Молодые львы — страница 146 из 149

Двое солдат держали Крейна за руки, он тяжело дышал, от злости глаза его вылезали из орбит. Когда Грин приказал отвести охранников в административный корпус, Крейн изловчился и пнул толстяка. Тот заплакал еще сильнее. Четверо солдат с трудом донесли толстяка до административного корпуса.

К сожалению, Грин мало чем мог помочь несчастным лагерникам. Но он разместился в кабинете коменданта и отдал несколько коротких и ясных приказов, словно пехотному капитану американской армии по роду службы чуть ли не каждый день приходилось, оказавшись в центре цивилизации и обнаружив там полный хаос, наводить должный порядок. Свой джип капитан направил в штаб батальона с просьбой прислать врачей и грузовик с продуктами. Все запасы продовольствия, имеющиеся в роте, разгрузили и складировали в административном корпусе. Грин распорядился выдавать продовольствие только самым истощенным из заключенных, которых находили команды, разосланные по баракам. Немецких охранников поместили в дальнем конце коридора, рядом с дверью в приемную. Там до них не могли добраться лагерники.

Майкл, который, как и Ной, исполнял обязанности посыльного, услышал, как один из немцев на хорошем английском пожаловался Пфайферу, который их охранял, на чудовищную несправедливость: они, мол, в лагере всего неделю и никому не причинили вреда, а вот эсэсовцы, которые провели в лагере не один год и несли всю ответственность за муки и лишения, причиненные его узникам, ушли безнаказанными и теперь скорее всего сдались американцам и преспокойно попивают апельсиновый сок. Слова пожилого немца полностью соответствовали действительности, но Пфайфер не пожелал оценивать долю вины каждого, рявкнув:

– Заткни пасть, а не то я заткну ее каблуком!

За неделю до освобождения заключенные тайно образовали комитет для управления лагерем. Грин вызвал к себе председателя комитета, низкорослого, щупленького мужчину лет пятидесяти, который говорил по-английски с необычным акцентом. Уроженец Албании, до войны этот человек, которого звали Золум, работал в министерстве иностранных дел своей крохотной страны. Он сообщил Грину, что провел в этом лагере три с половиной года. Совершенно лысый, с маленькими глазками-бусинками, широко сидевшими на его когда-то круглом лице, Золум пользовался непререкаемым авторитетом и оказал Грину немалую помощь в организации рабочих команд из лагерников, сохранивших остатки сил. Они выносили из бараков тела умерших и разделяли больных на умирающих, находящихся в критическом состоянии и тех, кто имел хорошие шансы выжить.
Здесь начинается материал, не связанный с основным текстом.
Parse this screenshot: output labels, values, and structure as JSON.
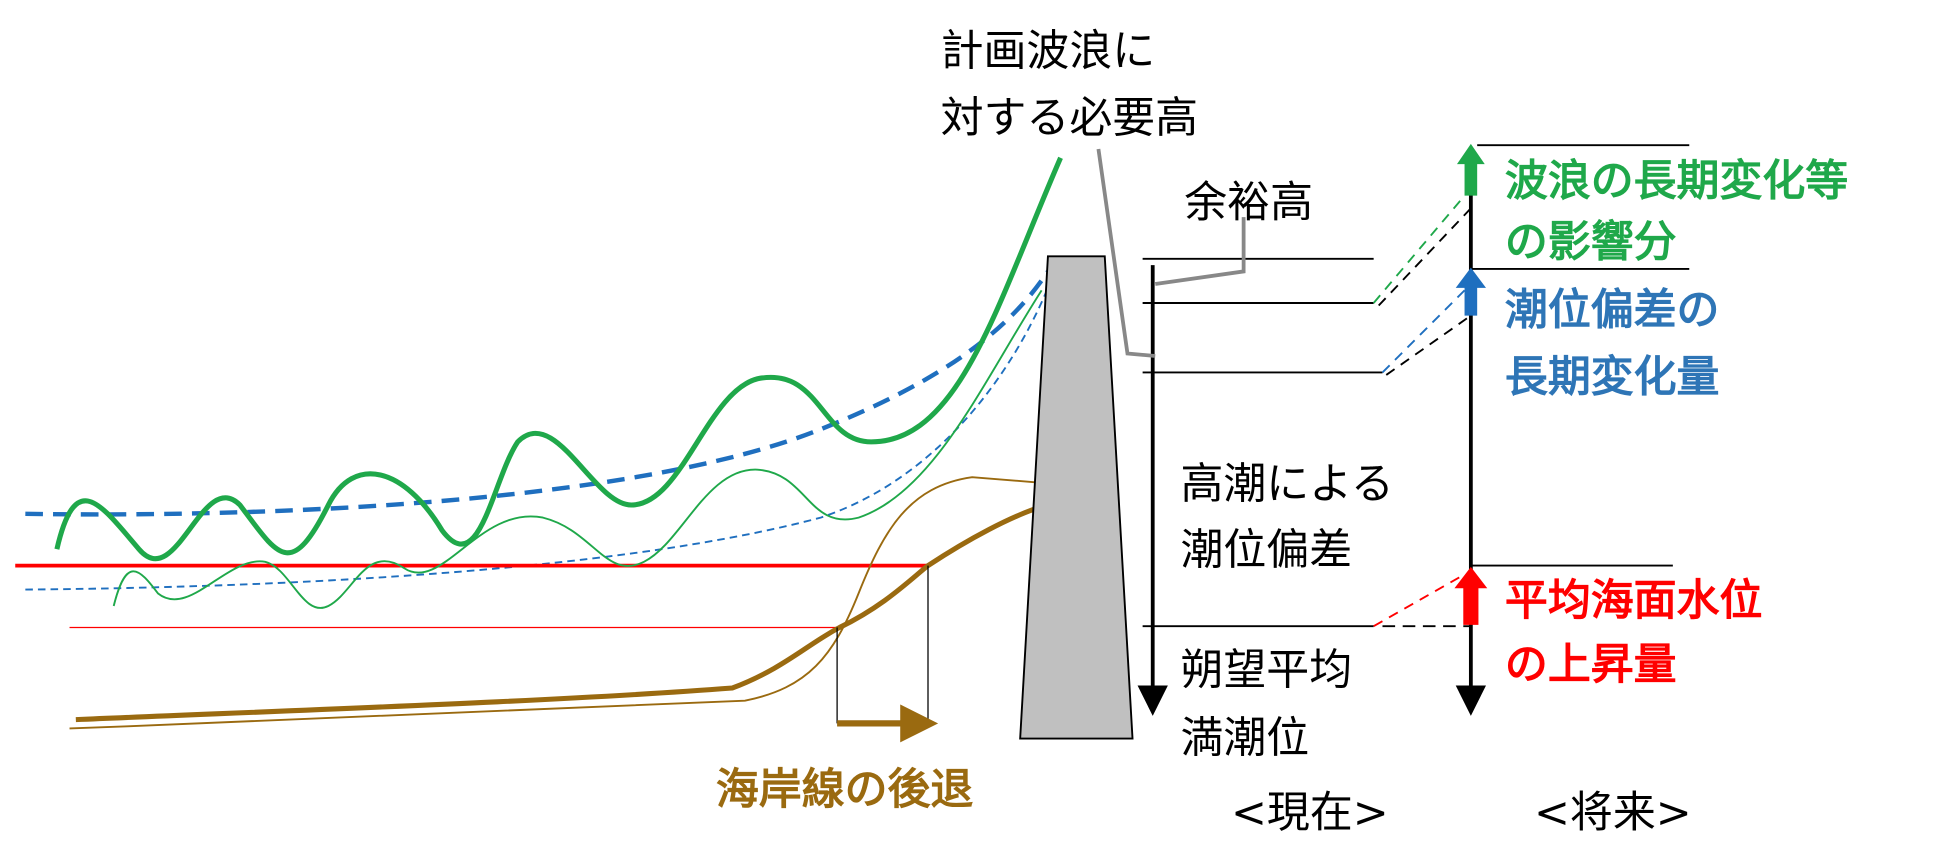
{
  "top_label": {
    "lines": [
      "計画波浪に",
      "対する必要高"
    ]
  },
  "present": {
    "margin": "余裕高",
    "surge": {
      "lines": [
        "高潮による",
        "潮位偏差"
      ]
    },
    "mean_high_water": {
      "lines": [
        "朔望平均",
        "満潮位"
      ]
    },
    "caption": "<現在>"
  },
  "future": {
    "caption": "<将来>",
    "wave_change": {
      "lines": [
        "波浪の長期変化等",
        "の影響分"
      ]
    },
    "surge_change": {
      "lines": [
        "潮位偏差の",
        "長期変化量"
      ]
    },
    "sea_level_rise": {
      "lines": [
        "平均海面水位",
        "の上昇量"
      ]
    }
  },
  "shoreline_retreat": "海岸線の後退"
}
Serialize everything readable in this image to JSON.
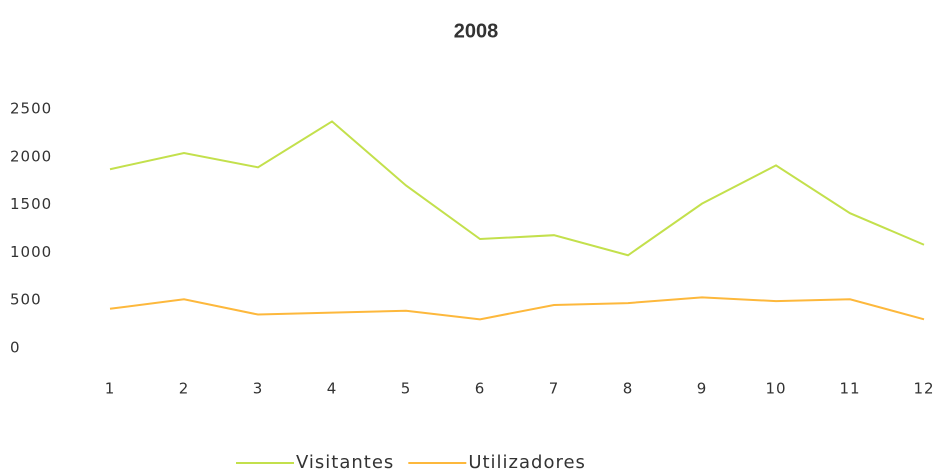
{
  "chart_data": {
    "type": "line",
    "title": "2008",
    "categories": [
      "1",
      "2",
      "3",
      "4",
      "5",
      "6",
      "7",
      "8",
      "9",
      "10",
      "11",
      "12"
    ],
    "series": [
      {
        "name": "Visitantes",
        "color": "#c3e04c",
        "values": [
          1870,
          2040,
          1890,
          2370,
          1700,
          1140,
          1180,
          970,
          1510,
          1910,
          1410,
          1080
        ]
      },
      {
        "name": "Utilizadores",
        "color": "#fdb83c",
        "values": [
          410,
          510,
          350,
          370,
          390,
          300,
          450,
          470,
          530,
          490,
          510,
          300
        ]
      }
    ],
    "ylim": [
      0,
      2500
    ],
    "yticks": [
      0,
      500,
      1000,
      1500,
      2000,
      2500
    ],
    "grid": false,
    "legend": "bottom"
  }
}
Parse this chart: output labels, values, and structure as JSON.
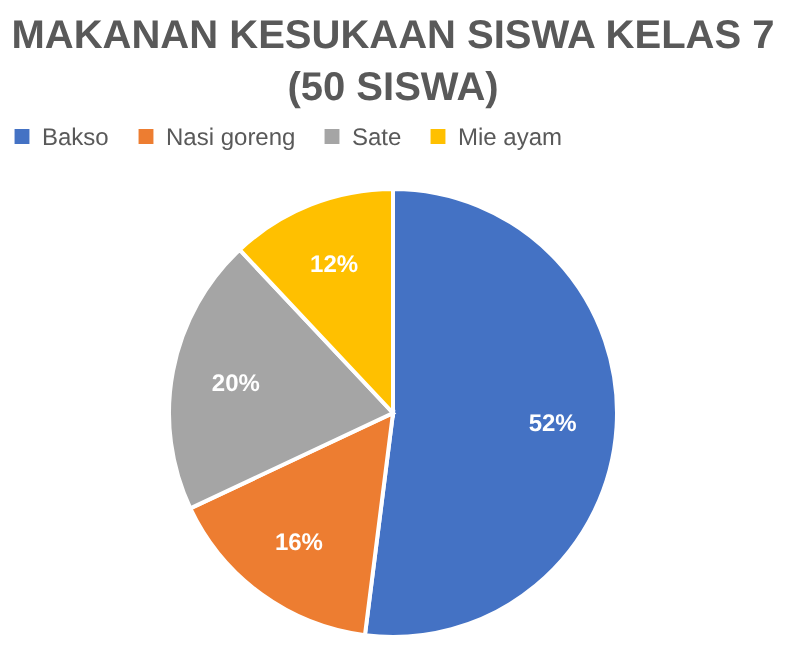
{
  "chart_data": {
    "type": "pie",
    "title": "MAKANAN KESUKAAN SISWA KELAS 7 (50 SISWA)",
    "categories": [
      "Bakso",
      "Nasi goreng",
      "Sate",
      "Mie ayam"
    ],
    "values": [
      52,
      16,
      20,
      12
    ],
    "colors": [
      "#4472c4",
      "#ed7d31",
      "#a5a5a5",
      "#ffc000"
    ],
    "value_labels": [
      "52%",
      "16%",
      "20%",
      "12%"
    ],
    "legend": "top"
  }
}
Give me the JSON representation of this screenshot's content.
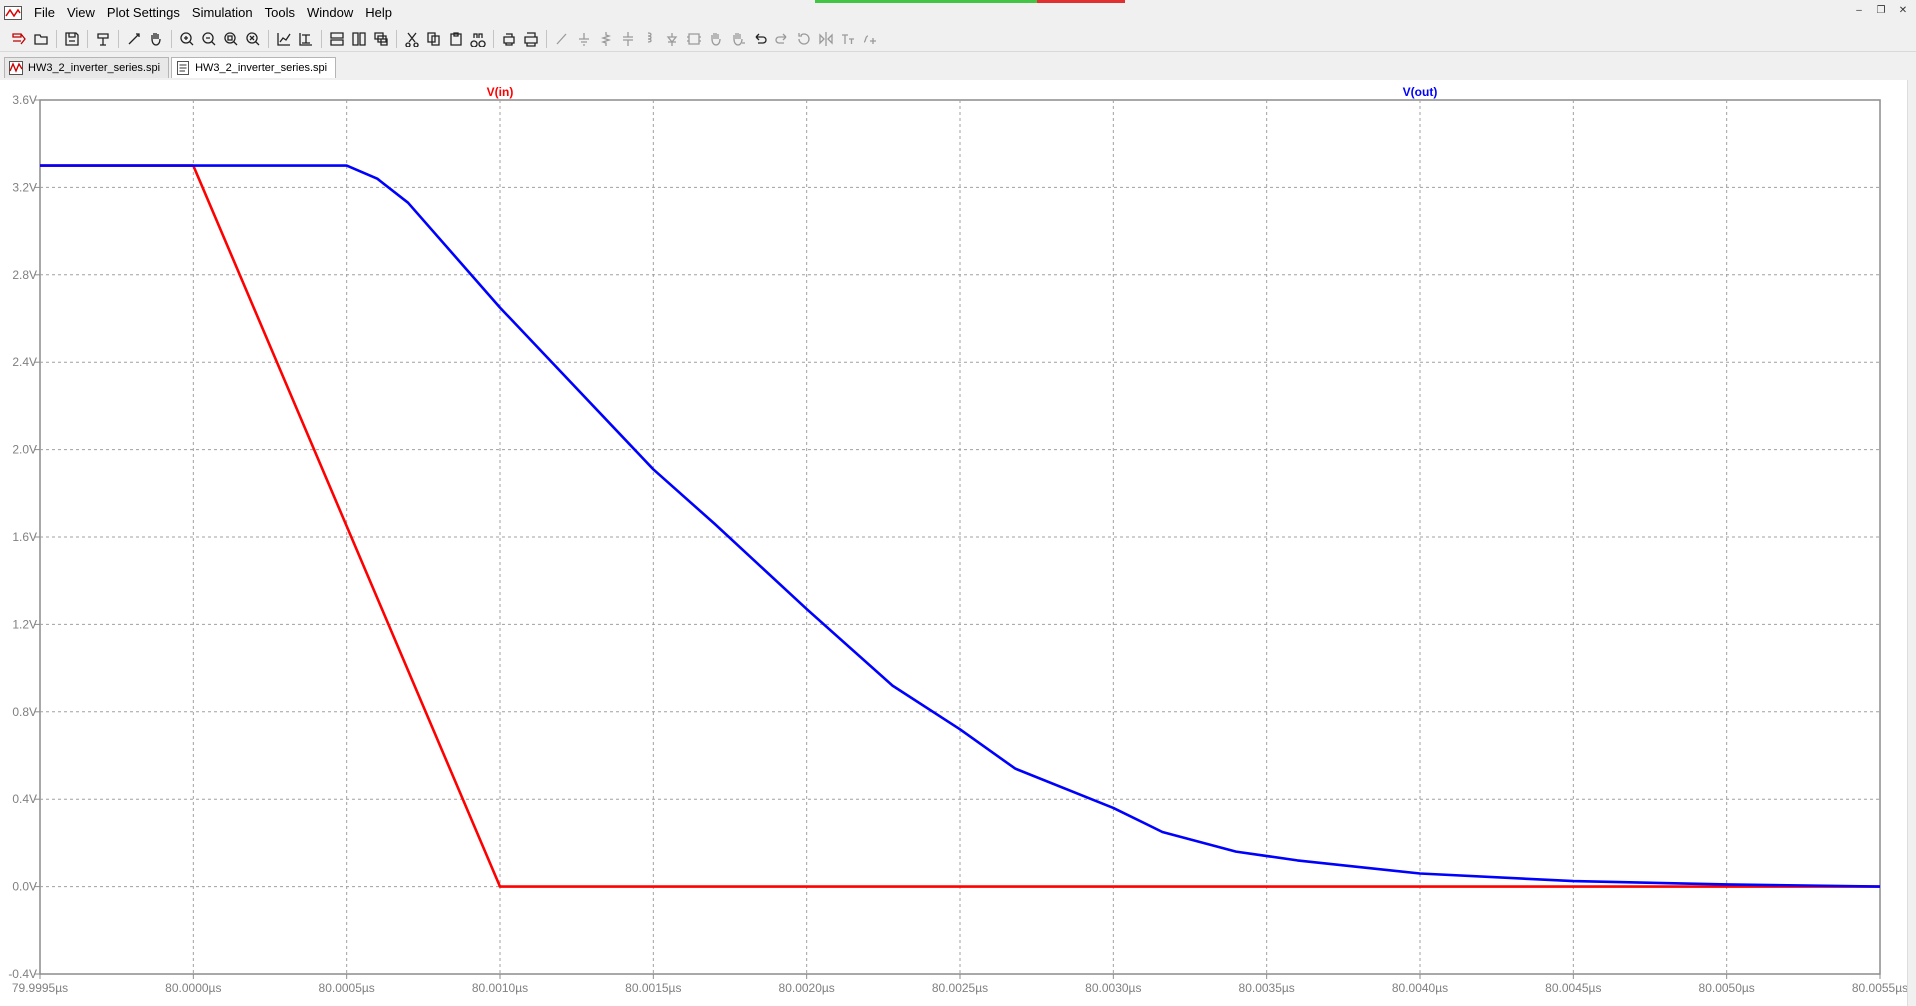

Умирающих просто клали вдоль стены одного из бараков, чтобы они спокойно отошли в мир иной, увидев лучик солнца и вдохнув глоток весеннего воздуха.

Когда день покатился к вечеру, Майкл увидел, что жизнь в лагере начала входить в жесткие рамки, которые, не торопясь, спокойно, где-то даже неуверенно устанавливал Грин. И Майкл преисполнился уважением к этому пропыленному маленькому капитану с его высоким девичьим голосом. Он внезапно понял, что в мире Грина решались все проблемы. А честность, здравый смысл и энергия простых тружеников могли залечить зияющие раны, оставленные рушащимся Рейхом, который создавался на добрую тысячу лет. Вслушиваясь в короткие, четкие приказы, которые Грин отдавал албанцу, сержанту Холигэну, полякам, русским, евреям и немецким коммунистам, Майкл нисколько не сомневался, что Грин не думал о том, будто он делает что-то экстраординарное, что-то такое, чего не смог бы сделать любой выпускник пехотной офицерской школы Форт-Беннинга.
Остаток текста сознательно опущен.